My mom always told me I should’ve been a lawyer. And while I never really considered a career in law, it really isn’t such a bad idea, what with my love of sharks, suit-and-tie apparel, judges, juries, executioners and the like.
Oh, and John Grisham novels, of course.
Sorry, just a feeble attempt on my part at lawyerly humor ... which failed miserably, I’m sure.
Unfortunately for the legal system as a whole, the only careers I’ve ever seriously contemplated involved dinosaurs (hey, I was just a kid), guitars (mmm ... yeah) or writing (and here I am).
Regardless – and considering I now spend a good portion of my time as an Evening Sun reporter in the courtroom – I must admit a more than casual interest in all things related to the law, including Governor Cuomo’s approval of legislation expanding upon DNA-eligible crimes and the collection of DNA samples in relation to such crimes.
This, according to a news brief that came across my desk (err ... e-mail) just yesterday, which states, “Currently, state law only permits DNA samples to be collected from less than half – 48 percent – of the offenders convicted of a Penal Law crime. Under the governor’s proposal, DNA-eligible crimes would be expanded to include all misdemeanors under the Penal Law (instead of only 36) and all felonies under other state law.”
Before I go any further with this, I must – ethically and morally – come clean. I do not, as of yet, have all the details on this developing story. For that, I’m afraid, you’ll have to wait for the actual news story (to be found in a forthcoming edition of The Evening Sun).
However, I simply couldn’t, in good conscience, pass up an opportunity to point out the fact that there are a number of misdemeanor crimes which – in all seriousness – do not require their perpetrators submit a DNA sample.
Such as fortune telling. And no, despite my penchant for the occasional jest (see above), I’m not kidding here ... fortune telling ... a crime that is – in reality – just the tip of the iceberg when it comes to each and every misdemeanor crime listed under NYS Penal Law.
Others, you ask?

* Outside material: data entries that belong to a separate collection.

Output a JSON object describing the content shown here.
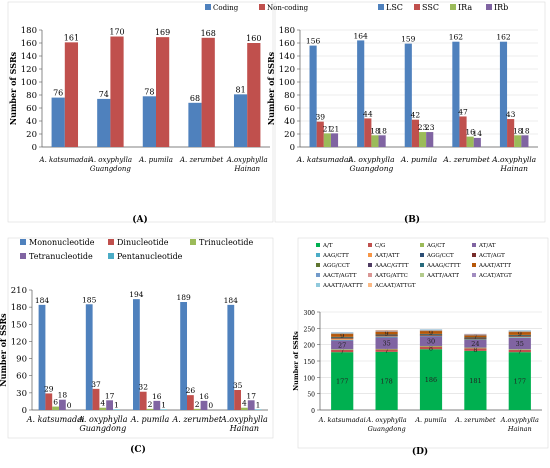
{
  "panels": [
    {
      "panel_label": "(A)",
      "chart_data": {
        "type": "bar",
        "categories": [
          "A. katsumadai",
          "A. oxyphylla Guangdong",
          "A. pumila",
          "A. zerumbet",
          "A. oxyphylla Hainan"
        ],
        "category_lines": [
          [
            "A. katsumadai"
          ],
          [
            "A. oxyphylla",
            "Guangdong"
          ],
          [
            "A. pumila"
          ],
          [
            "A. zerumbet"
          ],
          [
            "A.oxyphylla",
            "Hainan"
          ]
        ],
        "series": [
          {
            "name": "Coding",
            "values": [
              76,
              74,
              78,
              68,
              81
            ],
            "color": "#4f81bd"
          },
          {
            "name": "Non-coding",
            "values": [
              161,
              170,
              169,
              168,
              160
            ],
            "color": "#c0504d"
          }
        ],
        "ylabel": "Number of SSRs",
        "ylim": [
          0,
          180
        ],
        "yticks": [
          0,
          20,
          40,
          60,
          80,
          100,
          120,
          140,
          160,
          180
        ],
        "legend": "top-right",
        "grid": false
      }
    },
    {
      "panel_label": "(B)",
      "chart_data": {
        "type": "bar",
        "categories": [
          "A. katsumadai",
          "A. oxyphylla Guangdong",
          "A. pumila",
          "A. zerumbet",
          "A.oxyphylla Hainan"
        ],
        "category_lines": [
          [
            "A. katsumadai"
          ],
          [
            "A. oxyphylla",
            "Guangdong"
          ],
          [
            "A. pumila"
          ],
          [
            "A. zerumbet"
          ],
          [
            "A.oxyphylla",
            "Hainan"
          ]
        ],
        "series": [
          {
            "name": "LSC",
            "values": [
              156,
              164,
              159,
              162,
              162
            ],
            "color": "#4f81bd"
          },
          {
            "name": "SSC",
            "values": [
              39,
              44,
              42,
              47,
              43
            ],
            "color": "#c0504d"
          },
          {
            "name": "IRa",
            "values": [
              21,
              18,
              23,
              16,
              18
            ],
            "color": "#9bbb59"
          },
          {
            "name": "IRb",
            "values": [
              21,
              18,
              23,
              14,
              18
            ],
            "color": "#8064a2"
          }
        ],
        "ylabel": "Number of SSRs",
        "ylim": [
          0,
          180
        ],
        "yticks": [
          0,
          20,
          40,
          60,
          80,
          100,
          120,
          140,
          160,
          180
        ],
        "legend": "top",
        "grid": true
      }
    },
    {
      "panel_label": "(C)",
      "chart_data": {
        "type": "bar",
        "categories": [
          "A. katsumadai",
          "A. oxyphylla Guangdong",
          "A. pumila",
          "A. zerumbet",
          "A.oxyphylla Hainan"
        ],
        "category_lines": [
          [
            "A. katsumadai"
          ],
          [
            "A. oxyphylla",
            "Guangdong"
          ],
          [
            "A. pumila"
          ],
          [
            "A. zerumbet"
          ],
          [
            "A.oxyphylla",
            "Hainan"
          ]
        ],
        "series": [
          {
            "name": "Mononucleotide",
            "values": [
              184,
              185,
              194,
              189,
              184
            ],
            "color": "#4f81bd"
          },
          {
            "name": "Dinucleotide",
            "values": [
              29,
              37,
              32,
              26,
              35
            ],
            "color": "#c0504d"
          },
          {
            "name": "Trinucleotide",
            "values": [
              6,
              4,
              2,
              2,
              4
            ],
            "color": "#9bbb59"
          },
          {
            "name": "Tetranucleotide",
            "values": [
              18,
              17,
              16,
              16,
              17
            ],
            "color": "#8064a2"
          },
          {
            "name": "Pentanucleotide",
            "values": [
              0,
              1,
              1,
              0,
              1
            ],
            "color": "#4bacc6"
          }
        ],
        "ylabel": "Number of SSRs",
        "ylim": [
          0,
          210
        ],
        "yticks": [
          0,
          30,
          60,
          90,
          120,
          150,
          180,
          210
        ],
        "legend": "top",
        "grid": false
      }
    },
    {
      "panel_label": "(D)",
      "chart_data": {
        "type": "bar",
        "stacked": true,
        "categories": [
          "A. katsumadai",
          "A. oxyphylla Guangdong",
          "A. pumila",
          "A. zerumbet",
          "A.oxyphylla Hainan"
        ],
        "category_lines": [
          [
            "A. katsumadai"
          ],
          [
            "A. oxyphylla",
            "Guangdong"
          ],
          [
            "A. pumila"
          ],
          [
            "A. zerumbet"
          ],
          [
            "A.oxyphylla",
            "Hainan"
          ]
        ],
        "series": [
          {
            "name": "A/T",
            "values": [
              177,
              178,
              186,
              181,
              177
            ],
            "color": "#00b050",
            "labels": [
              "177",
              "178",
              "186",
              "181",
              "177"
            ]
          },
          {
            "name": "C/G",
            "values": [
              7,
              7,
              8,
              8,
              7
            ],
            "color": "#c0504d",
            "labels": [
              "7",
              "7",
              "8",
              "8",
              "7"
            ]
          },
          {
            "name": "AG/CT",
            "values": [
              2,
              2,
              2,
              2,
              2
            ],
            "color": "#9bbb59"
          },
          {
            "name": "AT/AT",
            "values": [
              27,
              35,
              30,
              24,
              35
            ],
            "color": "#8064a2",
            "labels": [
              "27",
              "35",
              "30",
              "24",
              "35"
            ]
          },
          {
            "name": "AAG/CTT",
            "values": [
              2,
              2,
              1,
              1,
              2
            ],
            "color": "#4bacc6"
          },
          {
            "name": "AAT/ATT",
            "values": [
              4,
              2,
              1,
              1,
              2
            ],
            "color": "#f79646"
          },
          {
            "name": "AGG/CCT",
            "values": [
              1,
              1,
              1,
              1,
              1
            ],
            "color": "#2c4d75"
          },
          {
            "name": "ACT/AGT",
            "values": [
              1,
              1,
              1,
              1,
              1
            ],
            "color": "#772c2a"
          },
          {
            "name": "AGG/CCT",
            "values": [
              1,
              1,
              1,
              1,
              1
            ],
            "color": "#5f7530"
          },
          {
            "name": "AAAC/GTTT",
            "values": [
              1,
              1,
              1,
              1,
              1
            ],
            "color": "#4d3b62"
          },
          {
            "name": "AAAG/CTTT",
            "values": [
              1,
              1,
              1,
              1,
              1
            ],
            "color": "#276a7c"
          },
          {
            "name": "AAAT/ATTT",
            "values": [
              9,
              9,
              9,
              7,
              9
            ],
            "color": "#b65708",
            "labels": [
              "9",
              "9",
              "9",
              "7",
              "9"
            ]
          },
          {
            "name": "AACT/AGTT",
            "values": [
              1,
              1,
              1,
              1,
              1
            ],
            "color": "#729aca"
          },
          {
            "name": "AATG/ATTC",
            "values": [
              1,
              1,
              1,
              1,
              1
            ],
            "color": "#d99694"
          },
          {
            "name": "AATT/AATT",
            "values": [
              1,
              1,
              1,
              1,
              1
            ],
            "color": "#b3cb8c"
          },
          {
            "name": "ACAT/ATGT",
            "values": [
              1,
              1,
              1,
              1,
              1
            ],
            "color": "#a18cc0"
          },
          {
            "name": "AAATT/AATTT",
            "values": [
              1,
              0,
              1,
              0,
              1
            ],
            "color": "#90c9dc"
          },
          {
            "name": "ACAAT/ATTGT",
            "values": [
              0,
              1,
              0,
              0,
              0
            ],
            "color": "#fbb984"
          }
        ],
        "ylabel": "Number of SSRs",
        "ylim": [
          0,
          300
        ],
        "yticks": [
          0,
          50,
          100,
          150,
          200,
          250,
          300
        ],
        "legend": "top",
        "grid": true
      }
    }
  ]
}
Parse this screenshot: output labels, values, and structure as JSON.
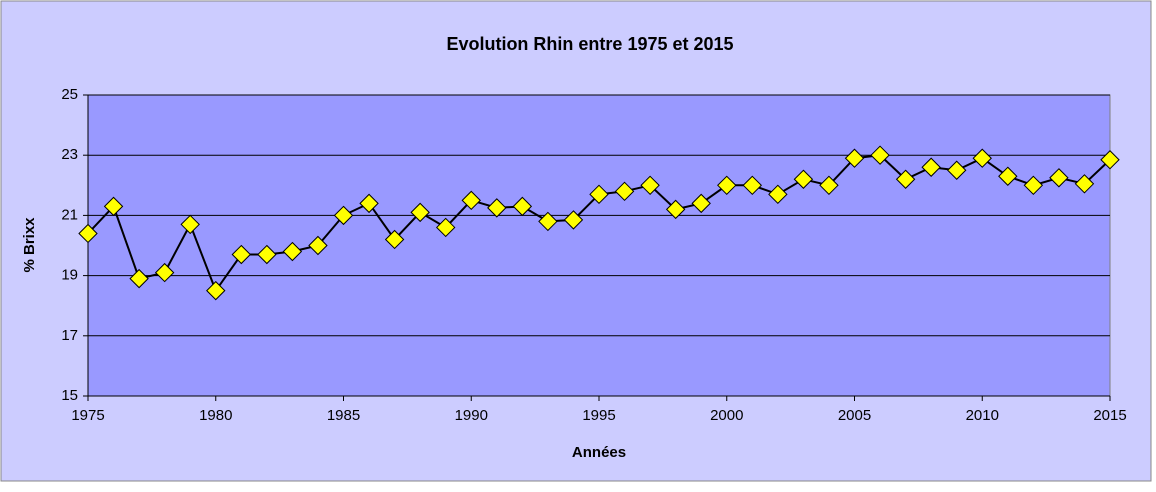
{
  "chart_data": {
    "type": "line",
    "title": "Evolution Rhin entre 1975 et 2015",
    "x_label": "Années",
    "y_label": "% Brixx",
    "x": [
      1975,
      1976,
      1977,
      1978,
      1979,
      1980,
      1981,
      1982,
      1983,
      1984,
      1985,
      1986,
      1987,
      1988,
      1989,
      1990,
      1991,
      1992,
      1993,
      1994,
      1995,
      1996,
      1997,
      1998,
      1999,
      2000,
      2001,
      2002,
      2003,
      2004,
      2005,
      2006,
      2007,
      2008,
      2009,
      2010,
      2011,
      2012,
      2013,
      2014,
      2015
    ],
    "series": [
      {
        "name": "Rhin",
        "color": "#ffff00",
        "values": [
          20.4,
          21.3,
          18.9,
          19.1,
          20.7,
          18.5,
          19.7,
          19.7,
          19.8,
          20.0,
          21.0,
          21.4,
          20.2,
          21.1,
          20.6,
          21.5,
          21.25,
          21.3,
          20.8,
          20.85,
          21.7,
          21.8,
          22.0,
          21.2,
          21.4,
          22.0,
          22.0,
          21.7,
          22.2,
          22.0,
          22.9,
          23.0,
          22.2,
          22.6,
          22.5,
          22.9,
          22.3,
          22.0,
          22.25,
          22.05,
          22.85
        ]
      }
    ],
    "xlim": [
      1975,
      2015
    ],
    "xticks": [
      1975,
      1980,
      1985,
      1990,
      1995,
      2000,
      2005,
      2010,
      2015
    ],
    "ylim": [
      15,
      25
    ],
    "yticks": [
      15,
      17,
      19,
      21,
      23,
      25
    ],
    "grid": true
  }
}
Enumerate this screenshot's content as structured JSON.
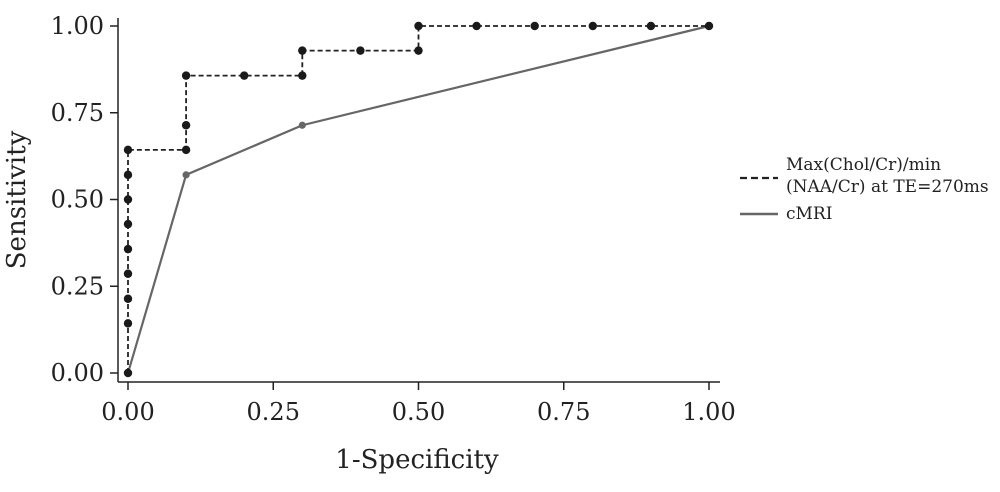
{
  "chart_data": {
    "type": "line",
    "xlabel": "1-Specificity",
    "ylabel": "Sensitivity",
    "xlim": [
      0,
      1
    ],
    "ylim": [
      0,
      1
    ],
    "x_ticks": [
      "0.00",
      "0.25",
      "0.50",
      "0.75",
      "1.00"
    ],
    "y_ticks": [
      "0.00",
      "0.25",
      "0.50",
      "0.75",
      "1.00"
    ],
    "grid": false,
    "legend_position": "right",
    "series": [
      {
        "name": "Max(Chol/Cr)/min (NAA/Cr) at TE=270ms",
        "legend_lines": [
          "Max(Chol/Cr)/min",
          "(NAA/Cr) at TE=270ms"
        ],
        "style": "dashed",
        "color": "#222222",
        "points": [
          [
            0.0,
            0.0
          ],
          [
            0.0,
            0.143
          ],
          [
            0.0,
            0.214
          ],
          [
            0.0,
            0.286
          ],
          [
            0.0,
            0.357
          ],
          [
            0.0,
            0.429
          ],
          [
            0.0,
            0.5
          ],
          [
            0.0,
            0.571
          ],
          [
            0.0,
            0.643
          ],
          [
            0.1,
            0.643
          ],
          [
            0.1,
            0.714
          ],
          [
            0.1,
            0.857
          ],
          [
            0.2,
            0.857
          ],
          [
            0.3,
            0.857
          ],
          [
            0.3,
            0.929
          ],
          [
            0.4,
            0.929
          ],
          [
            0.5,
            0.929
          ],
          [
            0.5,
            1.0
          ],
          [
            0.6,
            1.0
          ],
          [
            0.7,
            1.0
          ],
          [
            0.8,
            1.0
          ],
          [
            0.9,
            1.0
          ],
          [
            1.0,
            1.0
          ]
        ]
      },
      {
        "name": "cMRI",
        "legend_lines": [
          "cMRI"
        ],
        "style": "solid",
        "color": "#666666",
        "points": [
          [
            0.0,
            0.0
          ],
          [
            0.1,
            0.571
          ],
          [
            0.3,
            0.714
          ],
          [
            1.0,
            1.0
          ]
        ]
      }
    ]
  }
}
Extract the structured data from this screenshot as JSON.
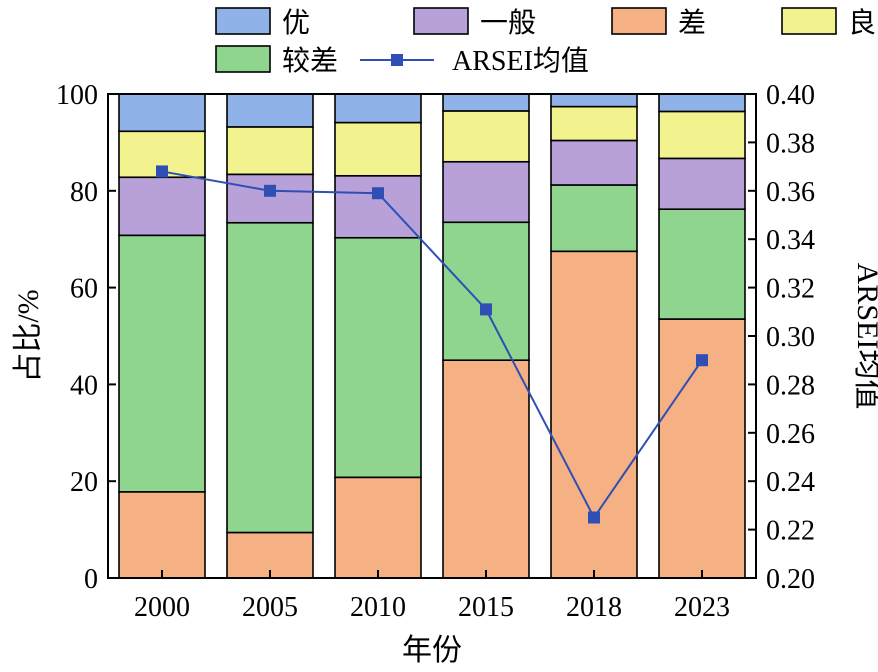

How about attempting to commit a class E felony (so don’t even think about it); possession of burglar’s tools (lose the credit card, baseball bat and/or ski mask); jostling (don’t bump into me in a crowded room); fraudulent accosting (“Hey, Julian, is that you? No? Uh-oh, I’m in trouble”); third degree criminal possession of a forged instrument (throw down the sword); prostitution in a school zone (as opposed to prostitution in general) and, of course, second degree unpermitted use of indoor pyrotechnics (because I’m sure most people actually have an up to date permit for their nightly indoor fireworks show).
And those are only the class A misdemeanors I scrounged up online. Fortune telling is – duh – a class B misdemeanor, as is adultery (like that never happens); creating a hazard (damn, forgot to take care of the garbage can – on a windy day – again) and – last but not least – unlawfully refusing to yield a party line.
Because party lines are so prevalent in this day and age, right?
Seriously, though (and now that I’ve had my fun), the state’s DNA Databank legislation (at least the version that’s been in place since 1994) is a remarkable resource for both the prosecution and the defense when it comes to determining one’s guilt or lack thereof. One has to wonder, however, if this expansion of the current legislation is taking things a bit too far.
In other words, what’s next? A DNA sample for those caught jaywalking? Abusing one’s cell phone? Painting your house that hideous shade of burnt umber? Talking too loud in a public restaurant?
I don’t know, but it does seem a bit totalitarian, if you ask me. And I’m reminded of noted American novelist Sinclair Lewis’ notorious statement that, “When fascism comes to America it will be wrapped in the flag and carrying a cross.”
Or maybe Ben Franklin.
“Those willing to trade civil liberties for national security deserve neither.”